Law has followed this debate closely and her summation of all the various moving parts comes down repeatedly to one word: fairness.

Should World Athletics’ proposals be voted through, the Munlochy athlete can see a day in the not-too-distant future when transgender women start to dominate female events. And her fear is what that might do for morale among young females coming through but no longer believing they have a chance of competing.

“I should say first of all that I am completely not against transgender people at all,” said Law. “But I just don’t think they should be allowed to compete in women’s sport.

“My big thing is fairness. It’s not fair. No matter how much you reduce the testosterone levels it still isn’t comparable with a woman. We experience periods and menstrual cycles and transwomen don’t go through any of that. So that affects our training and even how we compete at times.

“There are reasons why the men’s implements in throwing are heavier than the women’s. I train with Lawrence Okoye and Zane Duquemin and if they pick up a 1kg discus it’s going to be a world record. They can throw 20m further than me with barely an effort.

“It’s good that a lot of bigger names in sport are coming out and airing their views on this as a lot of others probably feel that they can’t because of contracts, sponsorships and things like that.

“I’ll be retired soon but it’s the younger generation coming through that I worry about. I would hate it if we got to a point where young female athletes start to think, ‘what’s the point?’ as they’re not able to compete.

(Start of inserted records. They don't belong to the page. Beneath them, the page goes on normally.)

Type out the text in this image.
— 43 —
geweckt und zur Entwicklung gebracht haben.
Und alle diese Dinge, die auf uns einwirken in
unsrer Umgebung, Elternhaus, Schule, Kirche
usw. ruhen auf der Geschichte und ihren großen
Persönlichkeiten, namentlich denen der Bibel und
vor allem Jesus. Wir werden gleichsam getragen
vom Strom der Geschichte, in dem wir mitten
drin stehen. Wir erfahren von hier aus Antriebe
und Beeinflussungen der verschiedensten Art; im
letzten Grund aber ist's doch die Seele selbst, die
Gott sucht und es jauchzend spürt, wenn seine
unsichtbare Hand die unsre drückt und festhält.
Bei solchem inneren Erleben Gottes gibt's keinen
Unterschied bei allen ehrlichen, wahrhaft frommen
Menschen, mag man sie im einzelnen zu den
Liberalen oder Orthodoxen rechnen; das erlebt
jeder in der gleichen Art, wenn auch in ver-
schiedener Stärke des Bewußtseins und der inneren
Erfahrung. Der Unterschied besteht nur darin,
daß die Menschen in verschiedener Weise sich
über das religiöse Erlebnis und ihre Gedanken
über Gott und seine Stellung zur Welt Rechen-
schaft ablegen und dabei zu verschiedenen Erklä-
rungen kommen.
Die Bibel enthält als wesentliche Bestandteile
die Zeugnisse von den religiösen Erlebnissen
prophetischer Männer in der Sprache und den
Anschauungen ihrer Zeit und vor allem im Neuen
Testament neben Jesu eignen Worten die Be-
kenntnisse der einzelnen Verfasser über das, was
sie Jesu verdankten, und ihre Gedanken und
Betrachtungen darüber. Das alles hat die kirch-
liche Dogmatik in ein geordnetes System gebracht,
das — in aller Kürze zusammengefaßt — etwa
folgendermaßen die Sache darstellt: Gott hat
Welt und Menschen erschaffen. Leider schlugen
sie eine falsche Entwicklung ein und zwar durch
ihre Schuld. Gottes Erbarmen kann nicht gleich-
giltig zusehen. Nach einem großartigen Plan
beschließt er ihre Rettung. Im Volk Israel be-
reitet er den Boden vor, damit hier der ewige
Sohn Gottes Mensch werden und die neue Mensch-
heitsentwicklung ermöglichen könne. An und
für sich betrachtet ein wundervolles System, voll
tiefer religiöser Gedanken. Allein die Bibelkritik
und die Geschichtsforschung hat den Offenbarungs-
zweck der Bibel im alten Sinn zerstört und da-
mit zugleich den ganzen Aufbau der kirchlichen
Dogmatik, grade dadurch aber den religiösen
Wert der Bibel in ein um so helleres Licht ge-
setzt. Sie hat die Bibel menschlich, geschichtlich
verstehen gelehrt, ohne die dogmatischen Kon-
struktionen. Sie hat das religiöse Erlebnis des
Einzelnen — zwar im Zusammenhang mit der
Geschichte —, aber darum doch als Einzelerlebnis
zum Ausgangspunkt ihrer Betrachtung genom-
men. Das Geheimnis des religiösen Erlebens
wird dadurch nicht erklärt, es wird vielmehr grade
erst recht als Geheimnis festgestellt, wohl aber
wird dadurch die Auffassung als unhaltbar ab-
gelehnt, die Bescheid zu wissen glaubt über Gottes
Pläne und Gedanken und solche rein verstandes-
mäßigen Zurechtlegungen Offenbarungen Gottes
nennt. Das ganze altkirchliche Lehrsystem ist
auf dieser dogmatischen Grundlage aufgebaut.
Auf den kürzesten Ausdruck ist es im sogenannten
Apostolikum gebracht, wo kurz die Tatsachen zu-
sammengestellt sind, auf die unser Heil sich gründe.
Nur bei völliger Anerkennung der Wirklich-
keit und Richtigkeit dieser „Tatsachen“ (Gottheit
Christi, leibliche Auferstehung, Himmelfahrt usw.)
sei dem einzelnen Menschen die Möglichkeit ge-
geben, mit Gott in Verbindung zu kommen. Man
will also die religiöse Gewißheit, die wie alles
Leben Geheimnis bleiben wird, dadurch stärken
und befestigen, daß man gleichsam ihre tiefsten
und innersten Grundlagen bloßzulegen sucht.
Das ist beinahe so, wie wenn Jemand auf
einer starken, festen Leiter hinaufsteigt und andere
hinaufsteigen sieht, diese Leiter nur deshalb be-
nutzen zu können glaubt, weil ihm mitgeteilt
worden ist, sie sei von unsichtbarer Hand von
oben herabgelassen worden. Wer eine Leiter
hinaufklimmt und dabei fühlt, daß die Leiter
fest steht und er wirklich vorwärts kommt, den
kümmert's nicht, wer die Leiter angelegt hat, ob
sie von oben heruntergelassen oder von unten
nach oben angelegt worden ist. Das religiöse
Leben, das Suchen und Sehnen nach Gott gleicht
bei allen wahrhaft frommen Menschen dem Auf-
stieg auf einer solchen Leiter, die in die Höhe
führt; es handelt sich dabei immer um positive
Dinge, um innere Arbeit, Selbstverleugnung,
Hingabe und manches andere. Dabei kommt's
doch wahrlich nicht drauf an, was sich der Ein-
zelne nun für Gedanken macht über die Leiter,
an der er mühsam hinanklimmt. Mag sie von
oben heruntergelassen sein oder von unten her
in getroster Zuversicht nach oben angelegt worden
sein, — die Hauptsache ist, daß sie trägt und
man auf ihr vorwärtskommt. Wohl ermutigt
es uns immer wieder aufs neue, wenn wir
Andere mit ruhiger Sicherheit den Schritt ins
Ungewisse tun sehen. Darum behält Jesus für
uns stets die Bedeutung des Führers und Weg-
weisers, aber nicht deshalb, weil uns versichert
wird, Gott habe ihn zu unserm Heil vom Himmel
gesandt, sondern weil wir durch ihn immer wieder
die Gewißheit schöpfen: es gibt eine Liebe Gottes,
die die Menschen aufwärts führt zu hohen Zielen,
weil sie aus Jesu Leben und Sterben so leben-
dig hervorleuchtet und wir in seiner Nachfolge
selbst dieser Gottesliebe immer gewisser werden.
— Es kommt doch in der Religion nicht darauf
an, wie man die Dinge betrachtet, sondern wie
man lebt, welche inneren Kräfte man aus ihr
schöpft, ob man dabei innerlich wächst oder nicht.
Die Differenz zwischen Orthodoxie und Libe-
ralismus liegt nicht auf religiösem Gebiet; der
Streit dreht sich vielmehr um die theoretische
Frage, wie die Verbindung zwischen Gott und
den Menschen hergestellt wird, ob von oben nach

“I’ve had so many mums and dads reaching out to me to thank me for talking about this on Twitter as they have girls in sport and don’t want them to be disadvantaged. It’s hard to keep younger girls involved in sport as it is without making them feel totally discouraged. You wouldn’t want a female not to make it into a team because a trans woman gets in ahead of them. That wouldn’t be right.”

Comments made by a female doctor a few years ago on the BBC Woman’s Hour programme left Law particularly enraged. The doctor suggested that allowing transgender women to participate in female sports ought to help cis women “up their performance” against former males, as perhaps they “cap their performance” when up against other women.

“I got sent a link to that podcast and I couldn’t believe what I was hearing,” she said. “That’s clearly coming from someone who doesn’t know sport. Come and train with us for a week or two and see how hard we women work at it. The idea that we have to try harder is a bit insulting really.”

Law does not claim to have all the answers but thinks more alternatives need to be explored.

“Maybe transwomen could compete in a third category that’s open to all. I don’t know what the answer is. But I strongly believe that women’s sport should be reserved for females only.”